世界最大の球体型シアターでアロノフスキーが初作品 ─ かつてない没入感、宇宙からも視認できるLEDディスプレイ

2023年10月、米ラスベガスに世界最大の球体型没入シアター「MSGスフィア」が完成する。超巨大なプラネタリウムのようなこの施設、かつてない解像度のLEDディスプレイや、風・香りなどの4D演出によって、極めて高度な没入体験が可能になるようだ。ここで上映される初の映像作品を、『ブラック・スワン』(2010)や『ザ・ホエール』(2023)などのダーレン・アロノフスキー監督が手がける。いったい、どんな体験が可能になるのか。
この次世代型シアターは2022年4月に詳しい概要が発表されたもの。高さ336フィート、幅516フィート、最大2万人を収容でき、完成すれば世界最大の球体建造物になる。建設費は21億7,500万ドル(およそ3,100億円)の見積だ。
球体の内側には16万平方フィートのLEDディスプレイが張られる。外側にも58万平方フィートのLEDディスプレイが取り付けられることで、この球体建造物は宇宙空間からも視認可能の輝きを放つという。LEDディスプレイは16K×16Kの解像度に対応するとのことだ。
映像ばかりでなく、カスタム空間オーディオシステムなる仕組みによって、風や香りといった4D演出も組まれるほか、全ゲストとのコネクティビティー(相互接続性)も用意されるという。実施されたデモを体験した人々は、まるで自分が本当に“そこ”にいるようだと驚愕したとのことだ。
これまでにない高度な没入体験が楽しめるとして、コンサートなどのライブ・イベントや、ゲーム、そのほか全く新しい形の娯楽が提供されるというMSGスフィア。その栄えある最初のプロジェクトを手がけるのが、ダーレン・アロノフスキー監督だ。
作品は、“地球からの絵葉書”を意味する『Postcard From Earth(原題)』という、SF的でもありロマンチックでもあるようなタイトル。「映画とは、ファンタジーや現実逃避、別の場所や時間、あるいは他人の主観的体験など、観客を日常生活から連れ出す没入型のメディアです」と、アロノフスキーは米The Hollywood Reporterに話している。「このスフィアは、その没入感をさらに高める試みです」。

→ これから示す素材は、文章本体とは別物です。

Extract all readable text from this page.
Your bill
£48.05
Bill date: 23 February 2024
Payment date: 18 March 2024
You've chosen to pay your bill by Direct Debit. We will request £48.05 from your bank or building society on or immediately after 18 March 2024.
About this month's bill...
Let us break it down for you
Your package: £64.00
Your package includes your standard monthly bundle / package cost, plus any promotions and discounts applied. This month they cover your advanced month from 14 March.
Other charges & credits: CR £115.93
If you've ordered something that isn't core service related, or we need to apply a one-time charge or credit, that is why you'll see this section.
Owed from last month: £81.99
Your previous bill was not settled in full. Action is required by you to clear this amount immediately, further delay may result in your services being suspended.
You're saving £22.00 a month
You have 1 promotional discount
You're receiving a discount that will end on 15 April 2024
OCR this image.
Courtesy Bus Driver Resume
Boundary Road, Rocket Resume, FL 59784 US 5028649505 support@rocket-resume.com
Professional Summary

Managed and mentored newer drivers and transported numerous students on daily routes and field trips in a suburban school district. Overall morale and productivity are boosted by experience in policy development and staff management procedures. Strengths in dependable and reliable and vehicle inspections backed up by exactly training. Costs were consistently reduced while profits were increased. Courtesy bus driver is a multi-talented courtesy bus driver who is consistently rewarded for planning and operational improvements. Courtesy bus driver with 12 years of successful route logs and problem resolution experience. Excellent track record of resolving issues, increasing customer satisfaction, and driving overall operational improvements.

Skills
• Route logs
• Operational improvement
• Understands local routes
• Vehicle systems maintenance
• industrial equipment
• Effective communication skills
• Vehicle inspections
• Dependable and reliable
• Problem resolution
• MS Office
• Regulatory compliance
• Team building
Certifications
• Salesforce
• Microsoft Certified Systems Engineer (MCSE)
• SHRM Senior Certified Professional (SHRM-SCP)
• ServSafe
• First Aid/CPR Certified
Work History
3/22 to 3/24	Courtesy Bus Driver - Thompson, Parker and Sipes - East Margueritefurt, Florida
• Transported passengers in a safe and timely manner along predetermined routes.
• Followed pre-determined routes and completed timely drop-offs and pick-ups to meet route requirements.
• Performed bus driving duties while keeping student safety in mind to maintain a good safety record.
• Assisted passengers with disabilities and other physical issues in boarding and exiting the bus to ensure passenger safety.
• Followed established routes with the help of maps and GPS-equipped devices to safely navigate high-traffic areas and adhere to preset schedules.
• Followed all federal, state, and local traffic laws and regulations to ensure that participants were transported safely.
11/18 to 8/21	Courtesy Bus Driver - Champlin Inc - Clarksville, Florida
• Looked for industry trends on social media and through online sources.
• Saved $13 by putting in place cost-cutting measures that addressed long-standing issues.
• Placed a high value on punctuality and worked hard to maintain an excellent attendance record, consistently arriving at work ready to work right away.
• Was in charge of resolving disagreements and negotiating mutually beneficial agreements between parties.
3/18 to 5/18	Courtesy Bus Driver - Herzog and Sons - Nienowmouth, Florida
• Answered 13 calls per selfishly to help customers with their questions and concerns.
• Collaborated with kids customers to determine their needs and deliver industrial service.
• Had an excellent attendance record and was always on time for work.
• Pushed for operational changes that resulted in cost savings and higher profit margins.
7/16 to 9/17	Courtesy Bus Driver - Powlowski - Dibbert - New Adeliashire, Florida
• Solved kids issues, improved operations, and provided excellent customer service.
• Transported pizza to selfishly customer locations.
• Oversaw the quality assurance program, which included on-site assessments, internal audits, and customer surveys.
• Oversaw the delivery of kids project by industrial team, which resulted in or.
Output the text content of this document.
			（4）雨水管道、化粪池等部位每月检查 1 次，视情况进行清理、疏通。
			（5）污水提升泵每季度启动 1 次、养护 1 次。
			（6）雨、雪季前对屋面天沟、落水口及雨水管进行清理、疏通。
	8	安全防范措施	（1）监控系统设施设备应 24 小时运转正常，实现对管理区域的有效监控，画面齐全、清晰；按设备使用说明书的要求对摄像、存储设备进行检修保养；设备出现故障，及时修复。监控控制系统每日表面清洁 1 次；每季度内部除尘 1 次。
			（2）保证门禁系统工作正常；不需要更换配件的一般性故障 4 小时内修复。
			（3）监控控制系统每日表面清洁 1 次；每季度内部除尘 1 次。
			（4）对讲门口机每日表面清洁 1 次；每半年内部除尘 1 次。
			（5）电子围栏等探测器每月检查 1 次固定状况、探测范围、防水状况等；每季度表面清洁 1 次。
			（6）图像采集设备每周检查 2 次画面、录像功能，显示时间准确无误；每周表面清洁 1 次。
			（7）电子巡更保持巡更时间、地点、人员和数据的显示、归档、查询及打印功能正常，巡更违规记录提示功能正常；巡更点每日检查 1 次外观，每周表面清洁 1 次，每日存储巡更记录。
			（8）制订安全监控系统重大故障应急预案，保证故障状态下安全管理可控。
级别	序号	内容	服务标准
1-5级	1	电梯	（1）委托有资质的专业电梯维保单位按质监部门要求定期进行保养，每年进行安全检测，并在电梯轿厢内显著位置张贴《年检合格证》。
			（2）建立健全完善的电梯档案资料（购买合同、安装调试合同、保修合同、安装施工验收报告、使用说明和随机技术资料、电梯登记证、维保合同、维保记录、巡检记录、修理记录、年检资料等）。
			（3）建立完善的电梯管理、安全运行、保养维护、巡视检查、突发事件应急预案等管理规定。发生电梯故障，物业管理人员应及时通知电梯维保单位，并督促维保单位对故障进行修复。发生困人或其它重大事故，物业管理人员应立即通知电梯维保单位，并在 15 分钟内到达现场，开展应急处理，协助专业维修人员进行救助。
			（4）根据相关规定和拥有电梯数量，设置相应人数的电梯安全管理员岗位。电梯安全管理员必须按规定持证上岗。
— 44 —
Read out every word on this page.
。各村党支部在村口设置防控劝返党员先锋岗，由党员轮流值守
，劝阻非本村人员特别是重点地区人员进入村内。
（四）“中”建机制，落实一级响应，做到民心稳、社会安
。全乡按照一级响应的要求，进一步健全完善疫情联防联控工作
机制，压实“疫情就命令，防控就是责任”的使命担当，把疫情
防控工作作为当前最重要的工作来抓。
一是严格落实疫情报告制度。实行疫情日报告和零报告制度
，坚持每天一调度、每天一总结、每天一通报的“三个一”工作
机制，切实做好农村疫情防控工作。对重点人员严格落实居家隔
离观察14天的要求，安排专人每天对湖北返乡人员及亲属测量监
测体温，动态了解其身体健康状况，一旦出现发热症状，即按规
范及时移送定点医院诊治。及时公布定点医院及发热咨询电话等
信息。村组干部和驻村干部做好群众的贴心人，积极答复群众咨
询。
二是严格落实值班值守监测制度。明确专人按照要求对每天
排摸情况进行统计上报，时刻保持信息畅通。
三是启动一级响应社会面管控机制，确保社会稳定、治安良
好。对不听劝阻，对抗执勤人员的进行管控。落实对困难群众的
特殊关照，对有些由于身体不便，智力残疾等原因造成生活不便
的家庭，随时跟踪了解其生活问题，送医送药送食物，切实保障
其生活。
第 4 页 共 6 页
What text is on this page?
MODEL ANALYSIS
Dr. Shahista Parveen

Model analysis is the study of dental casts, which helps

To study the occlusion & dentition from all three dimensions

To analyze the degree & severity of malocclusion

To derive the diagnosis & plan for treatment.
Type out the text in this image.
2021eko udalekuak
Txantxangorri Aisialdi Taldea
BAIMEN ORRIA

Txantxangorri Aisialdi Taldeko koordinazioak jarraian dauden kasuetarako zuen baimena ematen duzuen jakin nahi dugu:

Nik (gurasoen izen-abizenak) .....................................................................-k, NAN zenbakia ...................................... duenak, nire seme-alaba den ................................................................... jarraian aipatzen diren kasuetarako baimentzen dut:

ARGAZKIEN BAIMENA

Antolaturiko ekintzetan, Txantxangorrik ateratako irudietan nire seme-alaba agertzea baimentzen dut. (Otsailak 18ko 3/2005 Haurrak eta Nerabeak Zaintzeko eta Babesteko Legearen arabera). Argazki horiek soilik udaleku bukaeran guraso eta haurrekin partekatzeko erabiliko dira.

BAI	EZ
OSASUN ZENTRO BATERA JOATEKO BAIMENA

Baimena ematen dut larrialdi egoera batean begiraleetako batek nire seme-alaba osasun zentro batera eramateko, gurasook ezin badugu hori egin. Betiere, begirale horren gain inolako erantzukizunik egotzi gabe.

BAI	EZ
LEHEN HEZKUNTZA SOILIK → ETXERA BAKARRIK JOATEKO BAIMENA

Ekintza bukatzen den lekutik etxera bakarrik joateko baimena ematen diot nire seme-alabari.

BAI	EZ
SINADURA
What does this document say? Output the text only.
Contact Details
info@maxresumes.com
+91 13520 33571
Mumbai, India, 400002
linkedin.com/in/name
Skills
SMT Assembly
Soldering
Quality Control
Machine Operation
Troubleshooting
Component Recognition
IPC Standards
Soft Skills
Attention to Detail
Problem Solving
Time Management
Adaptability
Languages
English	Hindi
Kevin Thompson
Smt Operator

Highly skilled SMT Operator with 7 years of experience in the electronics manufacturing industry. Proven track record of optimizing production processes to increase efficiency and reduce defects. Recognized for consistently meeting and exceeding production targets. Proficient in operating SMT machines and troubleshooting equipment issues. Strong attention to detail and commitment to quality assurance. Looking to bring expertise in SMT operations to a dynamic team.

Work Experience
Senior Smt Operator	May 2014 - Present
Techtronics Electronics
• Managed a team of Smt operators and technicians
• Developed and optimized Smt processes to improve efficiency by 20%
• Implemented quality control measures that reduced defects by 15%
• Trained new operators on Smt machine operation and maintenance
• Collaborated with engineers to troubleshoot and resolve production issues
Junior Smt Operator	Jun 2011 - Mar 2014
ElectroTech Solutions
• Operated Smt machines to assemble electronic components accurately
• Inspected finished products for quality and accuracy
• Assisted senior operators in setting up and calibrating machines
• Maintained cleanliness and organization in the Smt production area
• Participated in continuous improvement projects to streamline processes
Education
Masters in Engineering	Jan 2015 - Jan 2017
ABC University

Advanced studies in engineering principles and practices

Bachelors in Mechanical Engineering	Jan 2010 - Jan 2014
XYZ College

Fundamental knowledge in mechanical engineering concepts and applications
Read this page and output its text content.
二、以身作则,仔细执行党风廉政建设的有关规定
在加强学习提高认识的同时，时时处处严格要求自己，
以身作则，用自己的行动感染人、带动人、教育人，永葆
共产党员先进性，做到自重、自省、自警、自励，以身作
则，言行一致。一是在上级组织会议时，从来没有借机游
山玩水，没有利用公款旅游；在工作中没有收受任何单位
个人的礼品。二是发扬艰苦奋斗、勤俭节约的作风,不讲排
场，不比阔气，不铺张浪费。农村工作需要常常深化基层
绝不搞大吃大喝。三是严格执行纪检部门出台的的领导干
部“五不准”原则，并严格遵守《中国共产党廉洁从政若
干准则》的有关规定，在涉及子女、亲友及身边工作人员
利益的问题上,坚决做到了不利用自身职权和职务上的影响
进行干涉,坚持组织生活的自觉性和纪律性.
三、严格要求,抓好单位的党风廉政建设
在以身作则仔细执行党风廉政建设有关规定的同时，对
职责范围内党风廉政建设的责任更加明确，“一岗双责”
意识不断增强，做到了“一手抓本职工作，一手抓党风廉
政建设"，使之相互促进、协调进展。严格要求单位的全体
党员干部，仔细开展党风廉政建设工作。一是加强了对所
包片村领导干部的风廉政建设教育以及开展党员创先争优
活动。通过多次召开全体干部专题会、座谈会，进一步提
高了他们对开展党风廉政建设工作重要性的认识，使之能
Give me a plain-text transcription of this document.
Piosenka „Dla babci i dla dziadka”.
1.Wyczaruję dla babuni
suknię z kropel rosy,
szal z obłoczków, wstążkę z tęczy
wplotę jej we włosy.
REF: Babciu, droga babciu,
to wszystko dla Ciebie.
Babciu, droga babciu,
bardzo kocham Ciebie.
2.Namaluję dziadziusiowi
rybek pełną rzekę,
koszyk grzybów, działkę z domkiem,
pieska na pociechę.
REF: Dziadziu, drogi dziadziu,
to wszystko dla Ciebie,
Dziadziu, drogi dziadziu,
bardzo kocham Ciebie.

アロノフスキーが手がける『Postcard From Earth』は、インドやイタリア、バハマの海中など世界各地で撮影された映像を用いた、物語とドキュメンタリーの両要素を持つ作品。「私たちの子孫が共通の故郷を振り返りながら、私たちの未来へと深く入っていくSF旅」と説明されている。撮影は『ザ・ホエール』に至るまでアロノフスキー作品を共にしているベテラン、マシュー・リバティークが行い、アンドリュー・シュルキンドが撮影監督を務めた。
なおこの作品は、Big Skyと呼ばれる新たなカメラシステムを使用する最初の作品にもなる。MSGスフィアのために特注で開発されたこの一眼カメラは、316メガピクセル、3インチ×3インチのHDRイメージセンサーが搭載され、18K×18Kの映像を最大120フレーム/秒で撮影できるという。これはアロノフスキーをもってして「信じられないほどの高解像度で、視野も広い」と言わしめるものでありつつ、「課題も多くある」とのこと。
『Postcard From Earth』は現在ポストプロダクション中で、日々カメラの新たな活用方法を学びながら進めているところだという。「つい最近はマクロレンズの撮影方法がわかったところ。枝の上でカマキリが休んでいるところを撮影したのですが、その映像を20階建のビルの高さで投影したらどんな感じか、想像してみてください」。
『Postcard From Earth(原題)』は、MSGスフィア初の作品として2023年10月6日に上映予定。チケット価格は49〜199ドル。世界的ロックバンドU2もここでコンサートを行う。